Messina (autore delle programmazioni in “Hassan I Sabbah”), Peppe Voltarelli
(riconoscibilissima la sua vena poetica nelle parole di “Apfelsaft”), il jazzista Marco Zurzolo
(sassofono in “Yallah”). Poi un lunga scia di collaborazioni di grande lustro: come Amy
Denio, versatile musicista e cantante della scena alternativa statunitense (è sua la voce in
“Wind Song” e “Hassan I Sabbah”), il rapper Kiave (voce in “Wind song”), l’intera banda
musicale della Città di Corigliano (autrice di una straordinaria coda nel finale di “The pot
head pixies”), Lino Vairetti (leader degli “Osanna” e voce in “L’uomo”), il musicista tunisino
Marzouk Mejiri (voce e percussioni in “Tiiri tiiri”), Alessandro Castriota Scanderberg e l’attorecantante statunitense Jay Bethay Simba (voci in “B.B. the Kings”) e Narajan Chandra
Adhykari, musicista del bengala, esponente del movimento Baul (voce in “Shundor
Naya”).

Un benefico melting-pot di nazionalità e culture, segno che confrontarsi con linguaggi e
culture diverse non ha mai rappresentato un problema per Mandara. de Rosa, infatti, reso
ormai elastico e reattivo come la pelle dei suoi tamburi, ne dà ampia dimostrazione fin
dalle prime note del disco con “Yallah”, gioco atletico di ritmi e percussioni “cantate” in un
originalissimo etno-scat, paradiso per percussionisti in cui le parole contano solo per il
proprio ritmo e le sensazioni che evocano in chi le ascolta.

Da qui, proseguendo attraverso viaggi ideali, ecco spuntare l’inglese di Wind Song,
l’arabo in “Tiiri Tiiri”, il bengali di “Shundor Naya”, e le reminiscenze tedesche di “Apfelsaft”.
E neanche le prove testuali in italiano sono da meno.

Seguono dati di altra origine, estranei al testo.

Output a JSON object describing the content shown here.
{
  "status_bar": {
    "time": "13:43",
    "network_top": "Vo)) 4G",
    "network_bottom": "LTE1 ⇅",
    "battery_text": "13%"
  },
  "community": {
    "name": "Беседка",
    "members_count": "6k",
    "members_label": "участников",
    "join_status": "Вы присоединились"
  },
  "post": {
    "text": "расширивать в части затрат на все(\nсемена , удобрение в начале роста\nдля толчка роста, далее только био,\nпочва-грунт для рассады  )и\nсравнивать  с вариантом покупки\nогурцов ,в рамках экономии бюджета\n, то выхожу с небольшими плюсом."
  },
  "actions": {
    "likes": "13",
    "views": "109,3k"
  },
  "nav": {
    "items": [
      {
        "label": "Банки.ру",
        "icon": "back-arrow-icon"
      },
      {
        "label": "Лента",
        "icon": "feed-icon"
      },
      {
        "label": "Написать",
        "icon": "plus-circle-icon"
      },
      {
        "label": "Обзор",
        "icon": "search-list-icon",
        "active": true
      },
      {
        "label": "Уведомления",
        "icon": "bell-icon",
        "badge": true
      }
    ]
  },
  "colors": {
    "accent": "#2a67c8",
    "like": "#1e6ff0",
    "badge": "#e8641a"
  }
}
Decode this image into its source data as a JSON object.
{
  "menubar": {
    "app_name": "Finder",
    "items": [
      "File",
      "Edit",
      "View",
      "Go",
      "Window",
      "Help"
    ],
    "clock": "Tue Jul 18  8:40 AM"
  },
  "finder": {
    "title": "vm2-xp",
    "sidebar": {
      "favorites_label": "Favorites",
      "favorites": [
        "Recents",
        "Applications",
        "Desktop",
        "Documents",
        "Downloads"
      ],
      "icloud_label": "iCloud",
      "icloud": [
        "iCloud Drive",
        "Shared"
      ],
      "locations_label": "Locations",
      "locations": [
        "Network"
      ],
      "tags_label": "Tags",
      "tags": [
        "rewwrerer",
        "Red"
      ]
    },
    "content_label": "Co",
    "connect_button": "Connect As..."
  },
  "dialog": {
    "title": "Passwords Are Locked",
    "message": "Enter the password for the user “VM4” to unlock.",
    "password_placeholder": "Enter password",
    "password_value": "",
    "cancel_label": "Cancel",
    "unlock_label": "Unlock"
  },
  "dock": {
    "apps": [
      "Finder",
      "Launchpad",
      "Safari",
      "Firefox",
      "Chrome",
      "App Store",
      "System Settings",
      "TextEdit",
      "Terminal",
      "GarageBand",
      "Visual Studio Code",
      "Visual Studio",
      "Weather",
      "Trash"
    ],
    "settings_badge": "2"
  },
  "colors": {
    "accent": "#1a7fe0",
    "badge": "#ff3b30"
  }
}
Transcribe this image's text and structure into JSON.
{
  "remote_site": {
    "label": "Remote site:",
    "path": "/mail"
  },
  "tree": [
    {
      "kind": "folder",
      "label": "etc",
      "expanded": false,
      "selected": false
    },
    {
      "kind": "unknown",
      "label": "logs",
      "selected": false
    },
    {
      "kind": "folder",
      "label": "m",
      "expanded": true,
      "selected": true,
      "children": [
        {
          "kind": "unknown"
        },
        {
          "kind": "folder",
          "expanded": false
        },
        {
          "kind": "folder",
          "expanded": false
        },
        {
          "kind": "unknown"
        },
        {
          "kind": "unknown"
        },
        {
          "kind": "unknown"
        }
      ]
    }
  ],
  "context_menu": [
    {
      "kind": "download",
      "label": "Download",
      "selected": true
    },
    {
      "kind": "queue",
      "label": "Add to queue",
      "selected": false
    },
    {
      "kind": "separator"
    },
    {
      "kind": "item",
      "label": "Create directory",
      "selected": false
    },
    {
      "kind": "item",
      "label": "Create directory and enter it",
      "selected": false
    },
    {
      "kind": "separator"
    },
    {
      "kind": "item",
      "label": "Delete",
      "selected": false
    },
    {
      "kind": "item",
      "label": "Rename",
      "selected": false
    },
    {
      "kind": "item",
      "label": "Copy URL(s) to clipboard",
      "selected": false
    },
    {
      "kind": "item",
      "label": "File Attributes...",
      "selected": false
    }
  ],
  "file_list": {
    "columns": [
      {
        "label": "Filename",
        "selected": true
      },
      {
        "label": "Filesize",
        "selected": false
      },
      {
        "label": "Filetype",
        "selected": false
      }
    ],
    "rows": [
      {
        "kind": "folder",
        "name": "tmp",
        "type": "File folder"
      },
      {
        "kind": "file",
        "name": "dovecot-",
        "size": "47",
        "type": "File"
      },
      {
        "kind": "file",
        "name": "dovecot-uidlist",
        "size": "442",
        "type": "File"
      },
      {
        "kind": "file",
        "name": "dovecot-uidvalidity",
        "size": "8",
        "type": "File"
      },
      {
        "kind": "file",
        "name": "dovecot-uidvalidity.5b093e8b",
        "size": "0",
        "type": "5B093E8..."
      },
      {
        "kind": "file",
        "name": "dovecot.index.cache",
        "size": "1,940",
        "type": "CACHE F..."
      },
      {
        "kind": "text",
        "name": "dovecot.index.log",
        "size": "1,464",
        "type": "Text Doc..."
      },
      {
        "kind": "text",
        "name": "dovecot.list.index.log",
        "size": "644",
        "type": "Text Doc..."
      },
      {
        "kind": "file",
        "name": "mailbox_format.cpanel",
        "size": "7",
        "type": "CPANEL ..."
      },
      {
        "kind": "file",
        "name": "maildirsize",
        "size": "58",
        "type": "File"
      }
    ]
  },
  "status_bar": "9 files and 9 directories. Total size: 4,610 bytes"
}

Lo si misura dal gioco ironico di “B.B.
the King”, dalla ricca prova cantautorale di “Next Step”, e poi nelle rime veloci di Kiave,
che anticipano la degna chiusura del disco con “Hassan I Sabbah”, in cui rivive in musica
un’immortale poesia-denuncia di W. Burroghs.

A dare spessore a tutto il lavoro, due preziose cover. Una di queste, “The pot head pixies”
degli australiani Gong – brano di culto del rock-progressivo anni settanta – è davvero
capace di non farsi dimenticare. Le fa da contraltare il rifacimento di “L’uomo” dei
partenopei “Osanna” (cui prende parte lo stesso cantante della band), con cui Mandara
sceglie di rendere merito ad una delle pagine più significative del rock nostrano. Tutto
questo è “Mandara”, e chissà quanto altro ancora: un disco diretto e piacevolmente
capace di fissarsi nella mente fin dal primo ascolto, portando con sè i segni palesi di una
raggiunta maturità stilistica. Una presa di coscienza artistica finalmente completa. Almeno
fino alla conclusione del prossimo viaggio.